Fluid intelligence is the capacity to reason in novel situations, independent of prior knowledge. When you encounter a problem you’ve never seen before, with no established method for solving it, what you’re drawing on is Gf. It involves pattern recognition, working memory, and the ability to hold multiple pieces of information simultaneously while deriving relationships between them.
Crystallised intelligence increases with age and experience. Fluid intelligence peaks in early adulthood — typically in the mid-to-late twenties — and declines gradually thereafter. This divergence is what makes the distinction practically important: the two measures tell you different things, and they move in opposite directions over a lifetime.
What the matrix reasoning research established
The most rigorous work on what fluid intelligence tests actually measure came from Carpenter, Just, and Shell (1990) in a landmark cognitive analysis of the Raven’s Progressive Matrices — the gold-standard fluid intelligence task.
In Raven’s matrices, you’re shown a grid of abstract visual patterns with one missing entry, and must identify which of several options correctly completes the pattern. It requires no language, no domain knowledge, and no prior training. The only variable is your ability to detect rules in novel configurations and apply them.
Carpenter and colleagues used think-aloud protocols and eye-tracking to model exactly what cognitive operations participants were performing. Their key finding: the difficulty of matrix problems is systematically determined by two factors.
-
The number of rules that must be held simultaneously. Easy problems have one rule (shape changes in a single dimension); hard problems have five or more interacting rules (shape, size, orientation, number, and shading all change simultaneously).
-
The ability to manage goal decomposition. Hard problems require decomposing the overall task into sub-goals, solving each one, and holding the partial solutions in working memory while solving the rest.
This meant that fluid intelligence, as measured by matrix tasks, was essentially a measure of working memory capacity under relational complexity. Not raw speed. Not knowledge. The ability to keep multiple relational constraints active simultaneously and manipulate them toward a solution.

The working memory connection
Kyllonen and Christal (1990) followed Carpenter’s work with a series of studies directly measuring working memory capacity alongside fluid intelligence assessments across large military samples. Their finding: working memory capacity and fluid intelligence were so highly correlated — often above r = .80 — that they were effectively measuring the same construct.
This is the deep insight behind modern fluid intelligence assessment: what separates high-Gf from low-Gf individuals is not how much they know, not how fast they process, but how many relational units they can hold active in working memory at once and operate on without losing track.
This has specific practical implications.
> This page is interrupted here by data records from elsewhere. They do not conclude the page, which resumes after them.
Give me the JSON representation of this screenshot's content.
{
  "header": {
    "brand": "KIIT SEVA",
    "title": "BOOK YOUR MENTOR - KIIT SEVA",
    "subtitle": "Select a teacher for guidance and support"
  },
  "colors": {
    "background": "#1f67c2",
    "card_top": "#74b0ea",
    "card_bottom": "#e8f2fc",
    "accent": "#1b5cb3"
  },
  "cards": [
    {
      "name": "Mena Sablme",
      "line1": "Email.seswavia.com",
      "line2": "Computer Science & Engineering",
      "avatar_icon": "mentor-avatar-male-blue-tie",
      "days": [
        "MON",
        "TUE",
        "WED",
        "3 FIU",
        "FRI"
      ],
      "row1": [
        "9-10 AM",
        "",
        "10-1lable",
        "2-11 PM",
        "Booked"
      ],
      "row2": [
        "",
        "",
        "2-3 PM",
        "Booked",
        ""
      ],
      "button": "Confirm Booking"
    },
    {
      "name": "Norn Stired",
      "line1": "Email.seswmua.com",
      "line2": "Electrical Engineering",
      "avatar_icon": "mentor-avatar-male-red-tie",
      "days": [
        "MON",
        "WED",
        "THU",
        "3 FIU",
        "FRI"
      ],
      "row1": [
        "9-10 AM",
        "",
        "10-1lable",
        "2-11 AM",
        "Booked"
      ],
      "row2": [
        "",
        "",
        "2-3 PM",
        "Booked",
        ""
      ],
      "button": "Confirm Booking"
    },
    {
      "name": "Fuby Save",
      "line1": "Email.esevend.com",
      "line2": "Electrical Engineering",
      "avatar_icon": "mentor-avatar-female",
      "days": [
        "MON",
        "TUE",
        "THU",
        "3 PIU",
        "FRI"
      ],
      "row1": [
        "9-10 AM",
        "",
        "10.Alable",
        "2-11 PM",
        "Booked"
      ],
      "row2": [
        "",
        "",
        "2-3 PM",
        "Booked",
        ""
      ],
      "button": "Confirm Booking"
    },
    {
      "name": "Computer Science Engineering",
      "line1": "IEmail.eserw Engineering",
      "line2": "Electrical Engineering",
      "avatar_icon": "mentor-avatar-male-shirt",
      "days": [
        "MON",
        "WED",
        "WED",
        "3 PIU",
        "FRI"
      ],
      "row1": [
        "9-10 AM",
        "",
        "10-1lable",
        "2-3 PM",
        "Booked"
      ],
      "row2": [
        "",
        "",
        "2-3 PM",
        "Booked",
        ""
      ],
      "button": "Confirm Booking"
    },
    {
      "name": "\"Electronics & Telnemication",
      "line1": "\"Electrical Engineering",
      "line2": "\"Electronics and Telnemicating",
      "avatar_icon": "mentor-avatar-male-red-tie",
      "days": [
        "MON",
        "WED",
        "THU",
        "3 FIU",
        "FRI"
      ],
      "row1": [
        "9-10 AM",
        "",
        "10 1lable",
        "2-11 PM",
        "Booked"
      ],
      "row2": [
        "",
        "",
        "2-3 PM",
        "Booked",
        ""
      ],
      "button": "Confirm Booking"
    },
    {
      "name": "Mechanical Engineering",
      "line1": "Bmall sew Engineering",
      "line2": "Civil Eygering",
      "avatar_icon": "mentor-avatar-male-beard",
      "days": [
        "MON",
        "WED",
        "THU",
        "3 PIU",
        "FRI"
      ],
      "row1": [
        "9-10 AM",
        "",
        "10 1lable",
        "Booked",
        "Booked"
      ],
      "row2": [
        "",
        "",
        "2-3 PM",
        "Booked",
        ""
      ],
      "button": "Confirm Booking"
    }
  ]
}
It means Gf is most predictive in tasks that require:
- Multi-constraint reasoning — problems with several interacting variables
- Novel problem structures — situations where no existing schema applies
- Transfer across domains — applying a principle learned in one context to a structurally similar situation in another
It is less predictive in tasks that are primarily about pattern matching to existing knowledge, procedural execution, or speed on well-practised skills. Those draw on crystallised intelligence and processing efficiency — related but distinct constructs.
Why a single IQ number is insufficient
Standard IQ batteries blend Gf and Gc into a single composite, along with measures of processing speed, spatial reasoning, and verbal ability. This composite predicts many outcomes reasonably well — educational attainment, job performance across a wide range of roles, health outcomes over a lifetime.
But it conceals variation that matters.
A person with very high Gc and modest Gf will perform well in established knowledge domains and struggle in genuinely novel ones. An expert in a fast-moving technical field may have high Gf but average Gc in domains outside their expertise. The IQ composite gives both of these people similar scores while describing quite different cognitive profiles.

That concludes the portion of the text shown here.